Il quitta Madrid en juin, fit une halte à Saragosse, à la Basilique du Pilier et à Montserrat. À Barcelone, le 21 juin, il arriva tout de suite au centre de l’Opus Dei, rue Muntaner, pour retrouver ses enfants. Tous se souviennent, après tant d’années, de la prière que saint Josémaria fit à haute voix à l’oratoire de Muntaner : « Seigneur, aurais-Tu permis que de bonne foi je trompe tant d’âmes ? Moi qui ai tout fait pour Ta gloire et sachant que c’est Ta Volonté ! » Et il reprenait pour sa part les paroles de Saint Pierre au Seigneur : « Voici que nous avons tout quitté et t’avons suivi. Qu’allons-nous devenir » (Matthieu, 19, 27). Saint Josémaria eut recours à l’intercession de Sainte Marie pendant cette prière et à la fin, il se rendit à la Basilique de la Merci, pour mettre toutes ses intentions et lui-même sous la protection maternelle de la Sainte Vierge. « Je suis arrivé à Rome, en ayant remis mon âme entre les mains de ma Mère la Très Sainte Vierge et avec une foi vive en notre Seigneur, que j’invoquais avec confiance : « ecce nos reliquimus omnia et secuti sumus te : quid ergo erit nobis ? » Qu’allons-nous devenir, Ô, mon Père?”, nous dit-il par la suite.

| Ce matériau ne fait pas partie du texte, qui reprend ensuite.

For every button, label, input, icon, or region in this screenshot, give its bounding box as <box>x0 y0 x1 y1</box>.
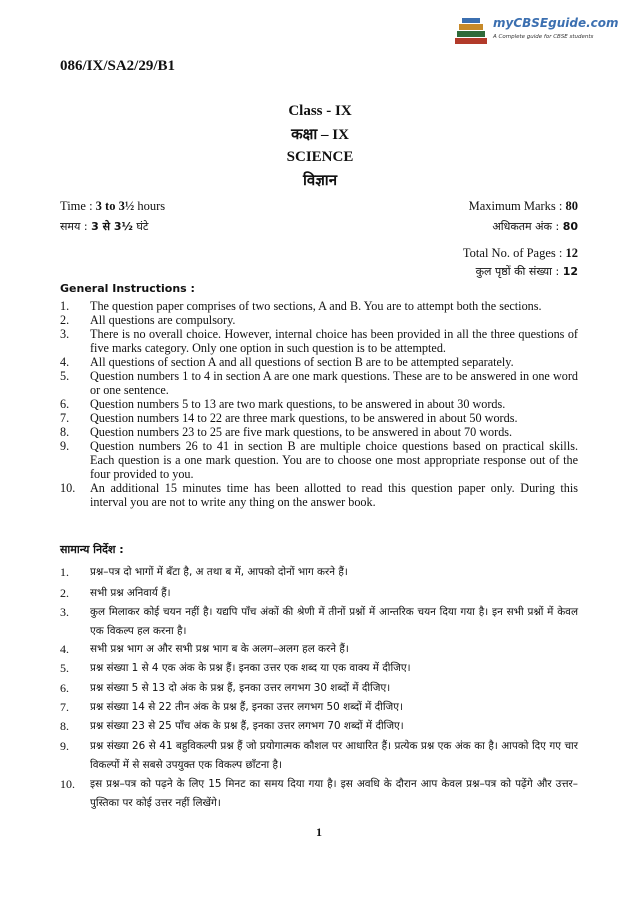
general-instruction-item <box>60 299 578 313</box>
instruction-text: Question numbers 1 to 4 in section A are one mark questions. These are to be answered in one word or one sentence. <box>90 369 578 397</box>
general-instruction-item <box>60 397 578 411</box>
total-pages-en: Total No. of Pages : 12 <box>462 246 578 260</box>
general-instruction-item <box>60 313 578 327</box>
hindi-instruction-item <box>60 563 578 582</box>
instruction-number: 9. <box>60 739 69 753</box>
instruction-text: सभी प्रश्न अनिवार्य हैं। <box>90 587 171 599</box>
general-instruction-item <box>60 327 578 355</box>
instruction-number: 10. <box>60 481 76 495</box>
general-instruction-item <box>60 481 578 509</box>
general-instruction-item <box>60 355 578 369</box>
instruction-number: 1. <box>60 565 69 579</box>
general-instruction-item <box>60 369 578 397</box>
instruction-number: 1. <box>60 299 70 313</box>
hindi-instructions-title: सामान्य निर्देश : <box>60 543 124 556</box>
instruction-text: सभी प्रश्न भाग अ और सभी प्रश्न भाग ब के अलग–अलग हल करने हैं। <box>90 643 349 655</box>
instruction-number: 10. <box>60 777 75 791</box>
instruction-text: प्रश्न संख्या 1 से 4 एक अंक के प्रश्न हैं। इनका उत्तर एक शब्द या एक वाक्य में दीजिए। <box>90 662 411 674</box>
instruction-text: An additional 15 minutes time has been allotted to read this question paper only. During this interval you are not to write any thing on the answer book. <box>90 481 578 509</box>
hindi-instruction-item <box>60 775 578 813</box>
instruction-number: 7. <box>60 411 70 425</box>
total-pages-hi: कुल पृष्ठों की संख्या : 12 <box>475 265 578 278</box>
class-hi: कक्षा – IX <box>291 127 349 143</box>
instruction-number: 6. <box>60 681 69 695</box>
instruction-text: इस प्रश्न–पत्र को पढ़ने के लिए 15 मिनट का समय दिया गया है। इस अवधि के दौरान आप केवल प्रश्न–पत्र को पढ़ेंगे और उत्तर–पुस्तिका पर कोई उत्तर नहीं लिखेंगे। <box>90 778 578 809</box>
instruction-text: Question numbers 5 to 13 are two mark questions, to be answered in about 30 words. <box>90 397 506 411</box>
time-en: Time : 3 to 3½ hours <box>60 199 166 213</box>
instruction-text: प्रश्न संख्या 23 से 25 पाँच अंक के प्रश्न हैं, इनका उत्तर लगभग 70 शब्दों में दीजिए। <box>90 720 404 732</box>
instruction-text: प्रश्न संख्या 14 से 22 तीन अंक के प्रश्न हैं, इनका उत्तर लगभग 50 शब्दों में दीजिए। <box>90 701 403 713</box>
instruction-number: 3. <box>60 605 69 619</box>
max-marks-hi: अधिकतम अंक : 80 <box>492 220 578 233</box>
instruction-number: 5. <box>60 369 70 383</box>
hindi-instruction-item <box>60 640 578 659</box>
instruction-number: 4. <box>60 642 69 656</box>
hindi-instruction-item <box>60 603 578 641</box>
general-instructions-list <box>60 299 578 509</box>
hindi-instruction-item <box>60 679 578 698</box>
instruction-number: 7. <box>60 700 69 714</box>
general-instruction-item <box>60 439 578 481</box>
instruction-text: All questions are compulsory. <box>90 313 236 327</box>
general-instruction-item <box>60 411 578 425</box>
hindi-instruction-item <box>60 737 578 775</box>
max-marks-en: Maximum Marks : 80 <box>468 199 578 213</box>
instruction-text: प्रश्न–पत्र दो भागों में बँटा है, अ तथा ब में, आपको दोनों भाग करने हैं। <box>90 566 348 578</box>
instruction-text: All questions of section A and all questions of section B are to be attempted separately. <box>90 355 514 369</box>
hindi-instruction-item <box>60 659 578 678</box>
paper-code: 086/IX/SA2/29/B1 <box>60 58 176 74</box>
subject-hi: विज्ञान <box>302 173 338 189</box>
instruction-number: 9. <box>60 439 70 453</box>
instruction-text: There is no overall choice. However, internal choice has been provided in all the three questions of five marks category. Only one option in such question is to be attempted. <box>90 327 578 355</box>
instruction-number: 2. <box>60 586 69 600</box>
instruction-number: 2. <box>60 313 70 327</box>
hindi-instruction-item <box>60 717 578 736</box>
general-instructions-title: General Instructions : <box>60 282 195 295</box>
hindi-instruction-item <box>60 698 578 717</box>
instruction-text: प्रश्न संख्या 5 से 13 दो अंक के प्रश्न हैं, इनका उत्तर लगभग 30 शब्दों में दीजिए। <box>90 682 391 694</box>
site-logo <box>453 14 619 50</box>
instruction-number: 4. <box>60 355 70 369</box>
instruction-text: Question numbers 14 to 22 are three mark questions, to be answered in about 50 words. <box>90 411 518 425</box>
class-en: Class - IX <box>288 103 352 119</box>
books-icon <box>453 16 489 48</box>
instruction-number: 6. <box>60 397 70 411</box>
general-instruction-item <box>60 425 578 439</box>
instruction-text: Question numbers 26 to 41 in section B are multiple choice questions based on practical skills. Each question is a one mark question. You are to choose one most appropriate response out of the four provided to you. <box>90 439 578 481</box>
instruction-number: 8. <box>60 425 70 439</box>
hindi-instruction-item <box>60 584 578 603</box>
instruction-text: The question paper comprises of two sections, A and B. You are to attempt both the sections. <box>90 299 542 313</box>
logo-name: myCBSEguide.com <box>493 16 619 30</box>
subject-en: SCIENCE <box>286 149 354 165</box>
instruction-number: 5. <box>60 661 69 675</box>
time-hi: समय : 3 से 3½ घंटे <box>60 220 149 233</box>
page-number: 1 <box>316 825 322 839</box>
logo-tagline: A Complete guide for CBSE students <box>493 34 594 40</box>
instruction-text: प्रश्न संख्या 26 से 41 बहुविकल्पी प्रश्न हैं जो प्रयोगात्मक कौशल पर आधारित हैं। प्रत्येक प्रश्न एक अंक का है। आपको दिए गए चार विकल्पों में से सबसे उपयुक्त एक विकल्प छाँटना है। <box>90 740 578 771</box>
instruction-number: 3. <box>60 327 70 341</box>
instruction-number: 8. <box>60 719 69 733</box>
instruction-text: कुल मिलाकर कोई चयन नहीं है। यद्यपि पाँच अंकों की श्रेणी में तीनों प्रश्नों में आन्तरिक चयन दिया गया है। इन सभी प्रश्नों में केवल एक विकल्प हल करना है। <box>90 606 578 637</box>
instruction-text: Question numbers 23 to 25 are five mark questions, to be answered in about 70 words. <box>90 425 513 439</box>
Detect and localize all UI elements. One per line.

Arrivé à Rome, après une traversée en mer, houleuse et risque, sur le J.J.Sister, il fit les pas nécessaires pour une approbation juridique. Le Saint-Siège accorda le Bref « Cum societatis », approbation explicite du travail pastoral, et lui adressa la lettre « Brevis sano », qui louait les fins de l’Opus Dei préalablement au “Decretum laudis”, accordé le 24 février 1947.
Saint Josémaria comprit que la Sainte Vierge de la Merci avait facilité cette approbation et demanda qu’en évoquant ce voyage, l’on place, à l’oratoire de Muntaner, un retable avec la représentation Notre-Dame-de-la-Merci, avec les mots de saint Pierre : « Voici… ».

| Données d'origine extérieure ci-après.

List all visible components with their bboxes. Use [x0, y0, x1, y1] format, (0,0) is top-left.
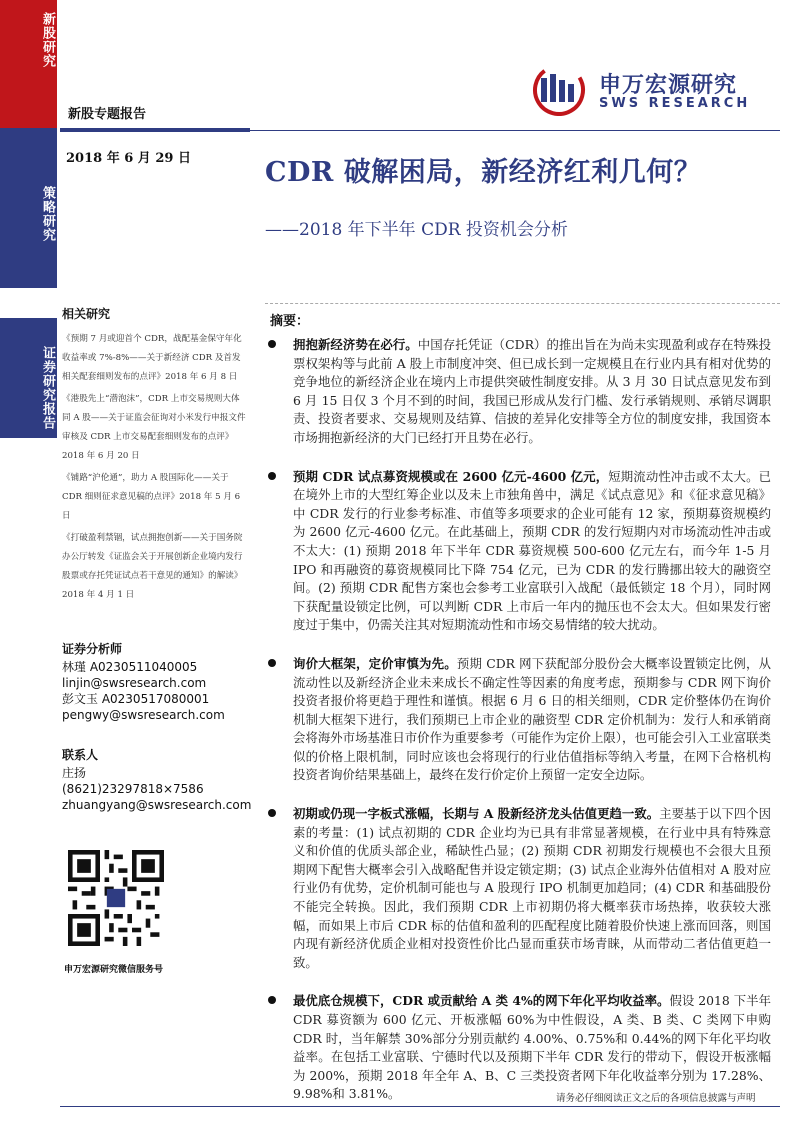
contact-phone: (8621)23297818×7586 [62, 782, 204, 796]
summary-point [265, 468, 771, 635]
analyst-email[interactable]: pengwy@swsresearch.com [62, 708, 225, 722]
related-list [62, 330, 248, 605]
point-text: 预期 CDR 网下获配部分股份会大概率设置锁定比例，从流动性以及新经济企业未来成长不确定性等因素的角度考虑，预期参与 CDR 网下询价投资者报价将更趋于理性和谨慎。根据 6 月 6 日的相关细则，CDR 定价整体仍在询价机制大框架下进行，我们预期已上市企业的融资型 CDR 定价机制为：发行人和承销商会将海外市场基准日市价作为重要参考（可能作为定价上限），也可能会引入工业富联类似的价格上限机制，同时应该也会将现行的行业估值指标等纳入考量，在网下合格机构投资者询价结果基础上，最终在发行价定价上预留一定安全边际。 [293, 655, 772, 783]
header-rule-thin [250, 130, 780, 131]
summary-points [265, 336, 771, 1124]
contact-heading: 联系人 [62, 748, 99, 762]
footer-rule [60, 1106, 780, 1107]
related-item[interactable]: 《铺路“沪伦通”，助力 A 股国际化——关于CDR 细则征求意见稿的点评》2018 年 5 月 6 日 [62, 473, 241, 521]
analysts-block [62, 640, 252, 723]
contact-block [62, 746, 252, 813]
side-label-strategy: 策略研究 [0, 128, 57, 288]
qr-code-icon[interactable] [68, 850, 164, 946]
summary-divider [265, 303, 780, 304]
point-text: 假设 2018 下半年 CDR 募资额为 600 亿元、开板涨幅 60%为中性假设，A 类、B 类、C 类网下申购 CDR 时，当年解禁 30%部分分别贡献约 4.00%、0.75%和 0.44%的网下年化平均收益率。在包括工业富联、宁德时代以及预期下半年 CDR 发行的带动下，假设开板涨幅为 200%，预期 2018 年全年 A、B、C 三类投资者网下年化收益率分别为 17.28%、9.98%和 3.81%。 [293, 993, 771, 1102]
point-lead: 拥抱新经济势在必行。 [293, 337, 418, 352]
summary-point [265, 336, 771, 448]
analyst-email[interactable]: linjin@swsresearch.com [62, 676, 207, 690]
point-text: 中国存托凭证（CDR）的推出旨在为尚未实现盈利或存在特殊投票权架构等与此前 A 股上市制度冲突、但已成长到一定规模且在行业内具有相对优势的竞争地位的新经济企业在境内上市提供突破性制度安排。从 3 月 30 日试点意见发布到 6 月 15 日仅 3 个月不到的时间，我国已形成从发行门槛、发行承销规则、承销尽调职责、投资者要求、交易规则及结算、信披的差异化安排等全方位的制度安排，我国资本市场拥抱新经济的大门已经打开且势在必行。 [293, 337, 771, 445]
summary-heading: 摘要： [270, 314, 310, 329]
side-label-ipo: 新股研究 [0, 0, 57, 128]
analyst-name: 林瑾 A0230511040005 [62, 660, 198, 674]
logo-text-en: SWS RESEARCH [599, 96, 751, 111]
report-type: 新股专题报告 [68, 107, 147, 122]
related-item[interactable]: 《预期 7 月或迎首个 CDR，战配基金保守年化收益率或 7%-8%——关于新经济 CDR 及首发相关配套细则发布的点评》2018 年 6 月 8 日 [62, 334, 242, 382]
bullet-icon [268, 809, 276, 817]
summary-point [265, 655, 771, 785]
bullet-icon [268, 340, 276, 348]
qr-caption: 申万宏源研究微信服务号 [64, 965, 164, 975]
point-text: 主要基于以下四个因素的考量：(1) 试点初期的 CDR 企业均为已具有非常显著规模，在行业中具有特殊意义和价值的优质头部企业，稀缺性凸显；(2) 预期 CDR 初期发行规模也不会很大且预期网下配售大概率会引入战略配售并设定锁定期；(3) 试点企业海外估值相对 A 股对应行业仍有优势，定价机制可能也与 A 股现行 IPO 机制更加趋同；(4) CDR 和基础股份不能完全转换。因此，我们预期 CDR 上市初期仍将大概率获市场热捧，收获较大涨幅，而如果上市后 CDR 标的估值和盈利的匹配程度比随着股价快速上涨而回落，则国内现有新经济优质企业相对投资性价比凸显而重获市场青睐，从而带动二者估值更趋一致。 [293, 806, 771, 970]
disclaimer-note: 请务必仔细阅读正文之后的各项信息披露与声明 [556, 1093, 756, 1104]
analysts-heading: 证券分析师 [62, 642, 123, 656]
company-logo [527, 64, 783, 116]
header-rule [60, 128, 250, 132]
related-heading: 相关研究 [62, 307, 111, 321]
contact-email[interactable]: zhuangyang@swsresearch.com [62, 798, 252, 812]
side-label-securities: 证券研究报告 [0, 318, 57, 438]
point-lead: 初期或仍现一字板式涨幅，长期与 A 股新经济龙头估值更趋一致。 [293, 806, 660, 822]
analyst-name: 彭文玉 A0230517080001 [62, 692, 210, 706]
report-title: CDR 破解困局，新经济红利几何？ [265, 157, 702, 188]
bullet-icon [268, 996, 276, 1004]
related-item[interactable]: 《打破盈利禁锢，试点拥抱创新——关于国务院办公厅转发《证监会关于开展创新企业境内发行股票或存托凭证试点若干意见的通知》的解读》2018 年 4 月 1 日 [62, 533, 243, 600]
contact-name: 庄扬 [62, 766, 87, 780]
point-lead: 最优底仓规模下，CDR 或贡献给 A 类 4%的网下年化平均收益率。 [293, 993, 670, 1009]
point-lead: 询价大框架，定价审慎为先。 [293, 655, 457, 671]
logo-mark-icon [527, 64, 591, 116]
report-date: 2018 年 6 月 29 日 [66, 151, 191, 166]
bullet-icon [268, 472, 276, 480]
summary-point [265, 805, 771, 972]
related-research [62, 305, 248, 608]
bullet-icon [268, 659, 276, 667]
point-text: 短期流动性冲击或不太大。已在境外上市的大型红筹企业以及未上市独角兽中，满足《试点意见》和《征求意见稿》中 CDR 发行的行业参考标准、市值等多项要求的企业可能有 12 家，预期募资规模约为 2600 亿元-4600 亿元。在此基础上，预期 CDR 的发行短期内对市场流动性冲击或不太大：(1) 预期 2018 年下半年 CDR 募资规模 500-600 亿元左右，而今年 1-5 月 IPO 和再融资的募资规模同比下降 754 亿元，已为 CDR 的发行腾挪出较大的融资空间。(2) 预期 CDR 配售方案也会参考工业富联引入战配（最低锁定 18 个月），同时网下获配量设锁定比例，可以判断 CDR 上市后一年内的抛压也不会太大。但如果发行密度过于集中，仍需关注其对短期流动性和市场交易情绪的较大扰动。 [293, 468, 772, 633]
logo-text-cn: 申万宏源研究 [599, 73, 738, 98]
summary-point [265, 992, 771, 1104]
report-subtitle: ——2018 年下半年 CDR 投资机会分析 [265, 220, 568, 240]
point-lead: 预期 CDR 试点募资规模或在 2600 亿元-4600 亿元， [293, 468, 609, 484]
related-item[interactable]: 《港股先上“潜泡沫”，CDR 上市交易规则大体同 A 股——关于证监会征询对小米发行申报文件审核及 CDR 上市交易配套细则发布的点评》2018 年 6 月 20 日 [62, 394, 246, 461]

Par la suite, à Rome, il plaça aussi une représentation de Notre-Dame-de-la-Merci, dans l’un des oratoires du siège central.
Le 21 octobre, il tint à retourner à Barcelone pour remercier personnellement la Sainte Vierge de la Merci pour sa sollicitude envers le chemin juridique de l’Œuvre. Saint Josémaria porterait désormais cette invocation au fond de son cœur. Elle y avait une place de choix, avec celle de la Vierge du Pilier à Saragosse, où il avait été ordonné prêtre, celles de Torreciudad, de Sonsoles, de Lorette, de Guadalupe, parmi tant d’autres.
Dès lors, ses visites à Notre-Dame-de-la-Merci seraient habituelles. Ses successeurs les ont reprises par la suite ainsi que beaucoup de membres de l’Opus Dei. Comme un fils dans le besoin qui demande l’aide de sa mère, il revint à Notre-Dame-de-la-Merci, à la fin des années 60, lorsqu’il priait pour la situation de l’Église en tant de sanctuaires marials. Il est revenu à plusieurs reprises, comme un amoureux soucieux de combler sa bien-aimée. Et ce jusqu’à la fin de sa vie, comme par exemple le 28 novembre 1972, lorsqu’il la remercia pour tous ses bienfaits, en lui rappelant ce qu’Elle avait fait pour lui en son premier voyage à Rome.
Dans cet état d’esprit, le 7 octobre 1966, lorsqu’il fut nommé Fils Adoptif de Barcelone, il en parla encore dans son discours : « Au fil du temps, lorsque l’on écrira l’histoire de l’Opus Dei, on retrouvera dans ses pages — combien d’événements se pressent-ils dans ma mémoire !— des faits qui ont vu le jour dans cette ville comtale, parmi vous et sous le regard de la Vierge de la Merci ».